Increase Customer Loyalty: The first and foremost step in increasing the customer’s loyalty to the bank is to really understand the customer. By creating a holistic 360-degree view of the customer, banks can come up with bespoke products and services. By understanding the next stop of the customer, banks can ensure that they enhance the customer experience and increase the chances of customer conversion and retention.
Fraud Detection: No discussion regarding banks can end without discussing the role of Machine learning in money laundering and monitoring other fraudulent practices. By collating the data from disparate sources, banks can create a single view of the customer. Subsequently by drawing correlations from the various transaction anomalies pointing to fraudulent intentions can be captured and proper actions can be taken.

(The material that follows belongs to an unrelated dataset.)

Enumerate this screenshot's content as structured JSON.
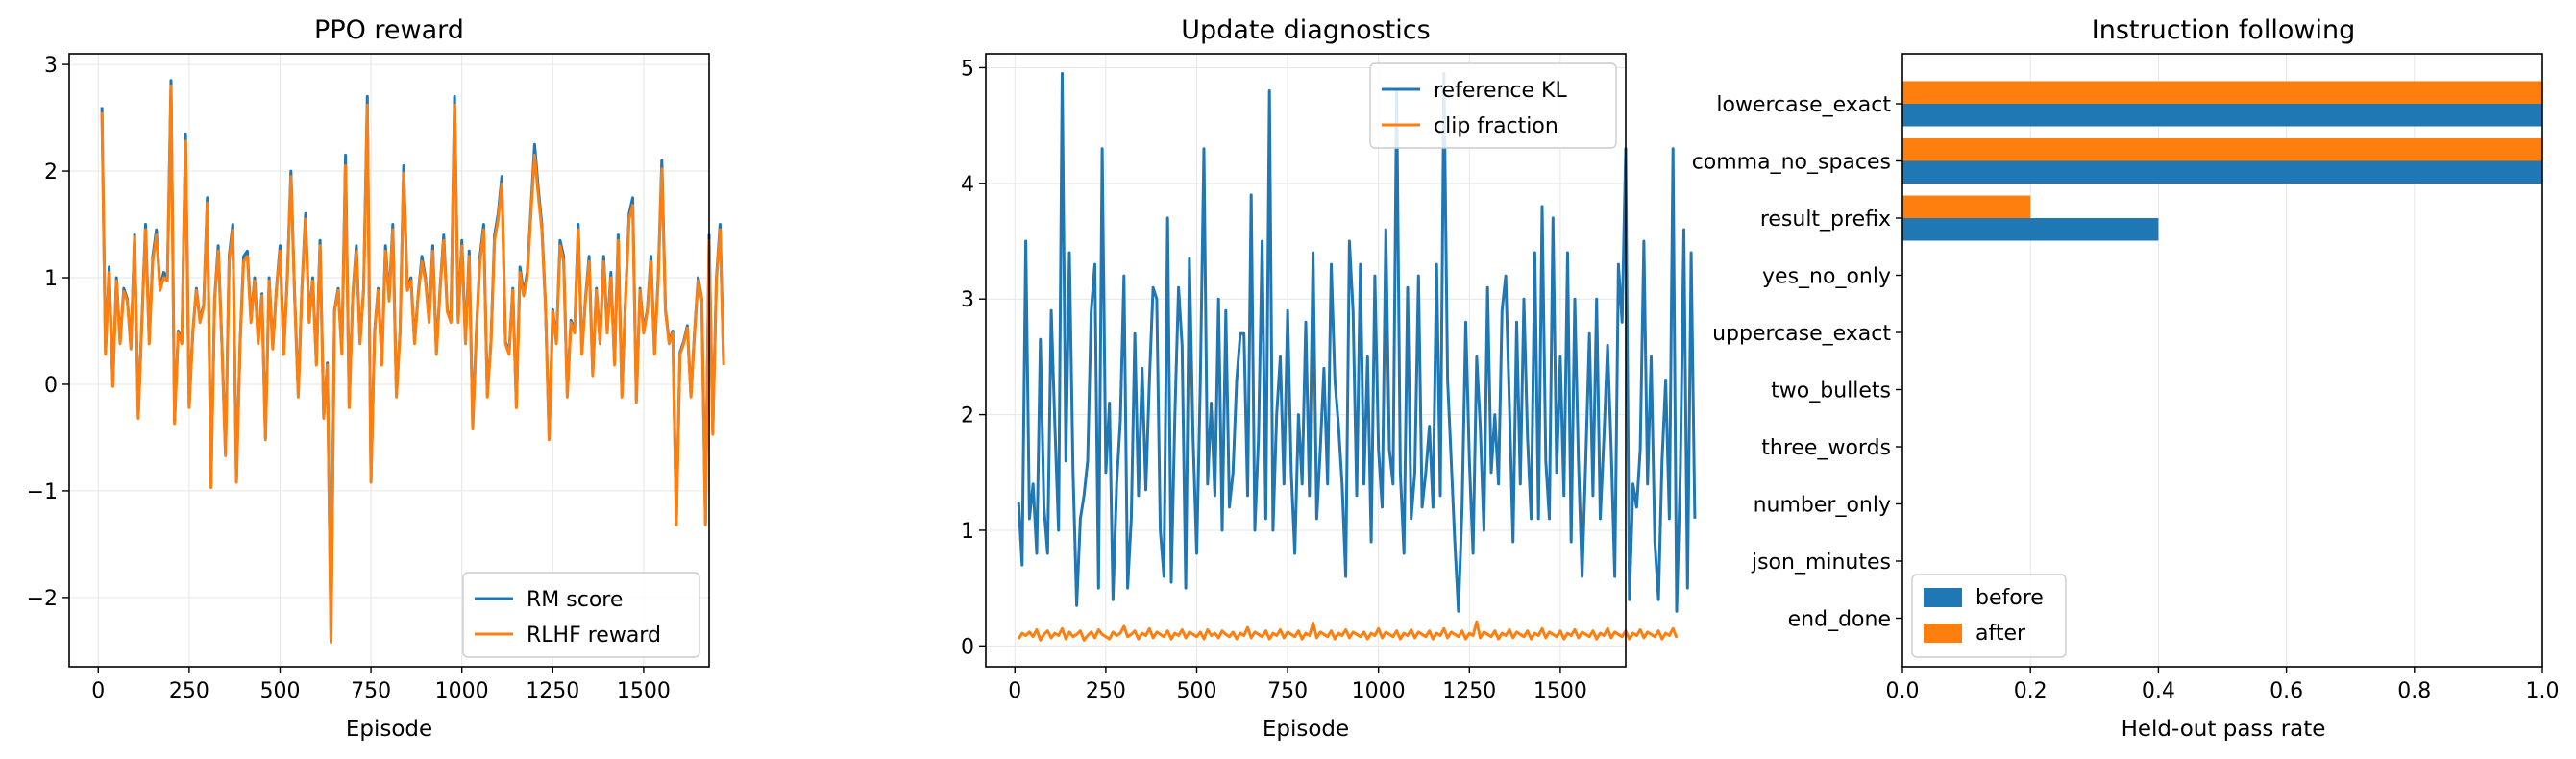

Compliance: Banks have to navigate very complex regulatory frameworks. For that, they need robust systems for regular and continuous monitoring and reporting. Using data analytics, banks are able to create transparent workflows and audit trails across geographies which help them in the identification of abnormal trading patterns and maintain compliance.
In the highly demanding and volatile banking industry, data analytics is a powerful tool that is transforming the way the banks function. Using data analytics, banks are able to positively transform their operations and create a stellar experience for their customers: improved customer segmentation, 360-degree view of customer, deeper analysis of customer behavior, effective compliance, risk management, and better marketing and sales campaign – the opportunities are endless.